自分は大丈夫だと思っていても、いざ含み損を抱えてみるとたいていの人はこうなってしまうのです。

まじめに利益を出そうとしたら株価の変動に一喜一憂しがち

出だし好調で含み益を抱えていたとしても気持ちが休まることはありません。

  • 今日も含み益は伸びているかな
  • 含み益を確定しようかな
  • 利確した後も株価が上昇したら損したみたいで嫌だな

などなど、今度は自分の欲望が強く主張してきます。

おかげで仕事や勉強をしている間も株価が気になってしまい、株価の変動による一喜一憂で大切な時間を浪費してしまいがちです。

無くなっても平気なはずの余剰資金を使って投資をしているのに、それが増えたり減ったりするとそわそわしてしまう。
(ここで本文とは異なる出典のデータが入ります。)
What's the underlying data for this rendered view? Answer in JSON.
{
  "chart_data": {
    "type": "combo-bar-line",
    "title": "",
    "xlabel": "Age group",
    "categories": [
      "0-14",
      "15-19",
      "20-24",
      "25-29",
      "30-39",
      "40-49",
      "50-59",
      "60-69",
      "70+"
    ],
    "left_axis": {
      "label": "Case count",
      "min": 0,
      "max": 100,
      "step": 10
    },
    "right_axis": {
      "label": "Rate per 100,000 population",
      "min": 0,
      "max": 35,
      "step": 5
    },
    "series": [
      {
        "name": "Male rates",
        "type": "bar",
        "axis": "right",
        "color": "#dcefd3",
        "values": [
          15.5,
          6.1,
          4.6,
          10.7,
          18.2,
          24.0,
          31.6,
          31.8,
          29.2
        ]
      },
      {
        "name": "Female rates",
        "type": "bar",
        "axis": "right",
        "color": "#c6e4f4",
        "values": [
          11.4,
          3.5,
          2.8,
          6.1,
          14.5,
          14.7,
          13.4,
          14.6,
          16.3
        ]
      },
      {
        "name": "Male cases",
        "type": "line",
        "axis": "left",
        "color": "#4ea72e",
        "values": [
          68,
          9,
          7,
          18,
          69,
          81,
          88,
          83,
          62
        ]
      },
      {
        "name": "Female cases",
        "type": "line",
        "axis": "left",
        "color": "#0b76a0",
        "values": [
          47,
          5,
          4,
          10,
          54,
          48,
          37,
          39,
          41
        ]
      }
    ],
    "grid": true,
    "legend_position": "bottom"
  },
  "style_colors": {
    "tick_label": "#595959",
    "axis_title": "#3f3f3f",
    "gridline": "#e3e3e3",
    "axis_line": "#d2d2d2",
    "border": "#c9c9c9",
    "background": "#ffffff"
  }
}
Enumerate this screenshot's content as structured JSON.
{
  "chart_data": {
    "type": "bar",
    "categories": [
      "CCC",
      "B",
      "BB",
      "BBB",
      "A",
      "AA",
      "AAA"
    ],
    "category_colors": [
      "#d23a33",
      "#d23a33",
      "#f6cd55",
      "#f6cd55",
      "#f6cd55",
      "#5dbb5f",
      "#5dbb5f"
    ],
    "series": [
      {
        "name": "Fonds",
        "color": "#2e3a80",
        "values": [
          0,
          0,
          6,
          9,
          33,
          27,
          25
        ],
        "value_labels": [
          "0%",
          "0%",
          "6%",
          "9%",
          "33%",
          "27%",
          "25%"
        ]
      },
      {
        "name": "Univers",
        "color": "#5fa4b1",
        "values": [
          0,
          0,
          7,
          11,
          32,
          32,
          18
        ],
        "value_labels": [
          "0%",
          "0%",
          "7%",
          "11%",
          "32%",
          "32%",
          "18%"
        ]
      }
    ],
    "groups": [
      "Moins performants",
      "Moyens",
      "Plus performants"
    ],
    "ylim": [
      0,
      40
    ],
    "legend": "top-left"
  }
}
これは結局、投資に使っているお金が余剰資金ではないことを意味しているのです。

投資をするなら腹をくくろう

投資に使うお金も大切な資金の一部です。

決して余剰資金なんかではありません。

余っているお金なんてそもそも存在していなかったのです。

投資をするなら、大切なお金がなくなるかもしれないというリスクをしっかりと受け入れましょう。

中途半端に「余剰資金だから大丈夫」なんて自分に言い聞かせていてはダメです。

リスクを覚悟し、腹をくくって投資に臨む心構えが必要なのです。

精神的な負担が少ない投資法は?

株式投資のリスクは十分に理解しながらも、「やっぱり精神的な負担は少なく抑えたい…」という気持ちはよく分かります。

私も今まで、ずいぶんと株式投資で消耗してきました。

結果的に利益は出ていますが、決して楽なことばかりではありませんでした。

その辺りの経緯や、結局どうするのが良いのかについてはこちらに書いてありますが、結論だけ書いておくと、配当金重視の株式投資がオススメです。

理由は主に以下の2つです。

  • 配当金というリターンが毎年得られるから
  • 意識を配当金に向けることで、日常の株価変動による精神面への影響を小さくできるから

意外とバカにできないのが2つ目の理由の方です。

「株価が下がってても配当がもらえるからいいやー」となり、些細な株価変動で一喜一憂することがなくなります。

詳しくは「楽に株式投資をしたいなら配当金狙いがベスト!」に書いていますので、興味のある方は参考にしてみてください。

数十年単位の長期目線でいけるなら、インデックス投資(長期の積立)もいいと思います。

ただしこの方法は将来的な資産は大きくなりますが、配当金のようなキャッシュフローは生みませんのでご注意を。

最後に

どんな投資をするにしても、生半可な気持ちでお金を突っ込んではいけません。

そのお金は余剰資金なんかではなく、自分で稼いだ大切なお金の一部であることをしっかりと認識しておきましょう。